Sunday, August 9, 2015

Book Review: Obasan by Joy Kagawa

Title: Obasan
Author: Joy Kagawa 
Page Count: 320
Genre: Historical Fiction (with elements of truth from the Author)
Rating: 2.5 Stars 

Blurb: Based on the author's own experiences, this award-winning novel was the first to tell the story of the evacuation, relocation, and dispersal of Canadian citizens of Japanese ancestry during the Second World War.

Review: For my summer assignment for my AP Literature class, I was tasked to read a 400 page poetry book, 10 poems from a poet of my choosing that is alive, or died within the last 20 years, Literature like a Professor, and two books to compare and contrast.

This is the first of the books I must compare, and the other is The Book Thief by Marcus Zusak (which I read when I was younger and liked but don't remember much of.)

I had been told many good and bad things about this book, and went in trying to ignore that.

Totally honest, I couldn't stand this book at the beginning, for the first six chapters I was forcing myself to read it. I didn't like the writing style, I didn't care about the characters, and it just wasn't something I would have normally continued reading. But alas, I needed to for an essay I have to write in September.

I continued, and became intrigued into this box Obasan and Naomi found in their attic. It contained letters and diaries and much more from Aunt Emily telling of her thoughts on many different political and domestic issues, which I found quite interesting. I am in love with history so this part of the story was perfect for me!

The letters went on for so long though, and they were heartfelt and emotional,yet too many of them it seemed.

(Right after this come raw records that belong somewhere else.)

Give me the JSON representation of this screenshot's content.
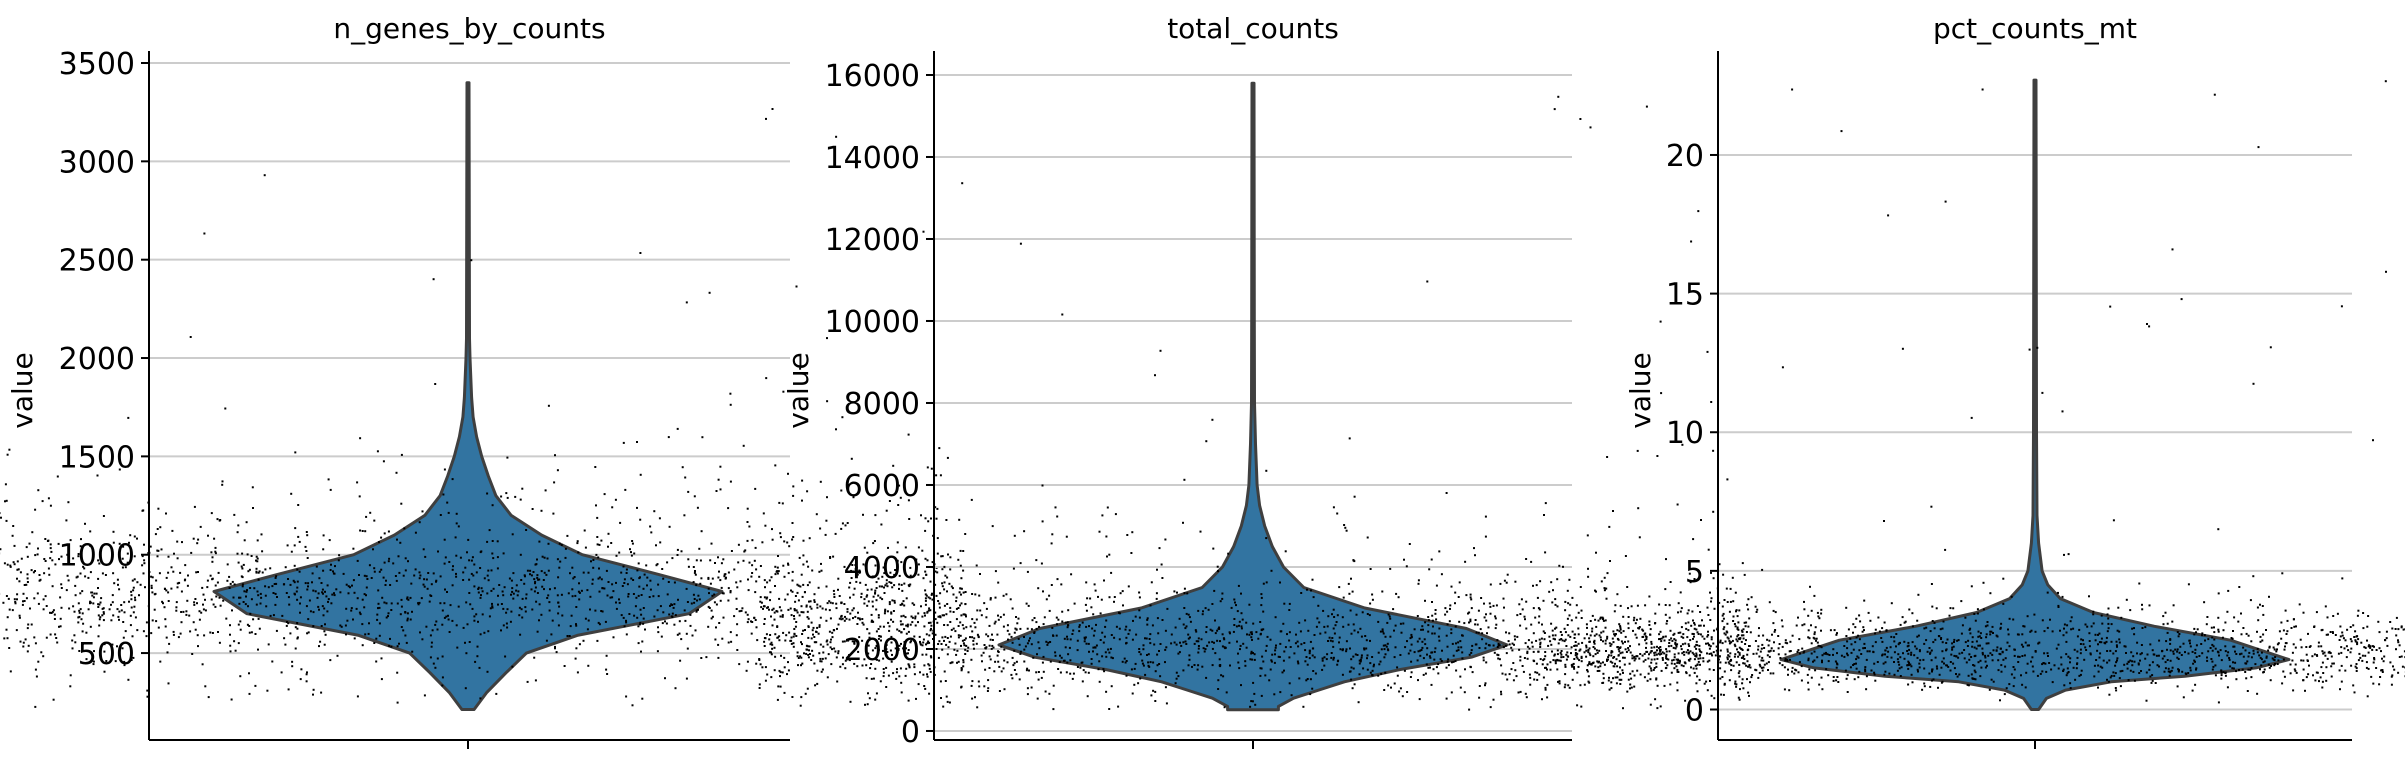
{
  "chart_data": [
    {
      "type": "violin",
      "title": "n_genes_by_counts",
      "ylabel": "value",
      "ylim": [
        58,
        3561
      ],
      "yticks": [
        500,
        1000,
        1500,
        2000,
        2500,
        3000,
        3500
      ],
      "ytick_labels": [
        "500",
        "1000",
        "1500",
        "2000",
        "2500",
        "3000",
        "3500"
      ],
      "grid": true,
      "data_range": [
        213,
        3400
      ],
      "density_profile": [
        [
          213,
          0.024
        ],
        [
          300,
          0.074
        ],
        [
          400,
          0.15
        ],
        [
          500,
          0.23
        ],
        [
          590,
          0.43
        ],
        [
          700,
          0.87
        ],
        [
          813,
          1.0
        ],
        [
          900,
          0.75
        ],
        [
          1000,
          0.45
        ],
        [
          1100,
          0.29
        ],
        [
          1200,
          0.17
        ],
        [
          1300,
          0.11
        ],
        [
          1400,
          0.08
        ],
        [
          1500,
          0.054
        ],
        [
          1600,
          0.034
        ],
        [
          1700,
          0.02
        ],
        [
          1800,
          0.014
        ],
        [
          2000,
          0.008
        ],
        [
          2100,
          0.006
        ],
        [
          3400,
          0.004
        ]
      ]
    },
    {
      "type": "violin",
      "title": "total_counts",
      "ylabel": "value",
      "ylim": [
        -220,
        16585
      ],
      "yticks": [
        0,
        2000,
        4000,
        6000,
        8000,
        10000,
        12000,
        14000,
        16000
      ],
      "ytick_labels": [
        "0",
        "2000",
        "4000",
        "6000",
        "8000",
        "10000",
        "12000",
        "14000",
        "16000"
      ],
      "grid": true,
      "data_range": [
        520,
        15800
      ],
      "density_profile": [
        [
          520,
          0.1
        ],
        [
          600,
          0.1
        ],
        [
          800,
          0.16
        ],
        [
          1000,
          0.26
        ],
        [
          1200,
          0.36
        ],
        [
          1500,
          0.58
        ],
        [
          1800,
          0.86
        ],
        [
          2100,
          1.0
        ],
        [
          2500,
          0.84
        ],
        [
          3000,
          0.44
        ],
        [
          3500,
          0.2
        ],
        [
          4000,
          0.12
        ],
        [
          4500,
          0.076
        ],
        [
          5000,
          0.046
        ],
        [
          5500,
          0.026
        ],
        [
          6000,
          0.016
        ],
        [
          7000,
          0.01
        ],
        [
          8000,
          0.006
        ],
        [
          10000,
          0.005
        ],
        [
          15800,
          0.004
        ]
      ]
    },
    {
      "type": "violin",
      "title": "pct_counts_mt",
      "ylabel": "value",
      "ylim": [
        -1.1,
        23.75
      ],
      "yticks": [
        0,
        5,
        10,
        15,
        20
      ],
      "ytick_labels": [
        "0",
        "5",
        "10",
        "15",
        "20"
      ],
      "grid": true,
      "data_range": [
        0,
        22.7
      ],
      "density_profile": [
        [
          0,
          0.014
        ],
        [
          0.4,
          0.045
        ],
        [
          0.7,
          0.12
        ],
        [
          1,
          0.3
        ],
        [
          1.2,
          0.59
        ],
        [
          1.5,
          0.87
        ],
        [
          1.8,
          1.0
        ],
        [
          2.5,
          0.77
        ],
        [
          3,
          0.47
        ],
        [
          3.5,
          0.23
        ],
        [
          4,
          0.1
        ],
        [
          4.5,
          0.05
        ],
        [
          5,
          0.028
        ],
        [
          6,
          0.014
        ],
        [
          7,
          0.008
        ],
        [
          10,
          0.006
        ],
        [
          22.7,
          0.004
        ]
      ]
    }
  ],
  "colors": {
    "violin_fill": "#3274a1",
    "violin_edge": "#3f3f3f",
    "points": "#000000",
    "grid": "#cccccc"
  }
}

This is a book that depicts the cruelty that Japanese-Canadian Internment was and does it justly. I am seeing how this book connects with The Book Thief because of the racism that both discuss. I find it quite eye-opening even if the writing can be bland.

As I continues reading it, I became more enveloped into these characters, and began caring about them. By the last five chapters I was engrossed and was actually enjoying it... But it took me over 80% of the book to feel that way.

Kagawa has written a strong story, but one that lacks entertainment of any kind. She could have found a way to make it more interesting, but instead settled for bland writing. The descriptions of different areas was great, and the imagery oh my goodness, one of the best I have read in a long time,but overall this just wasn't my book.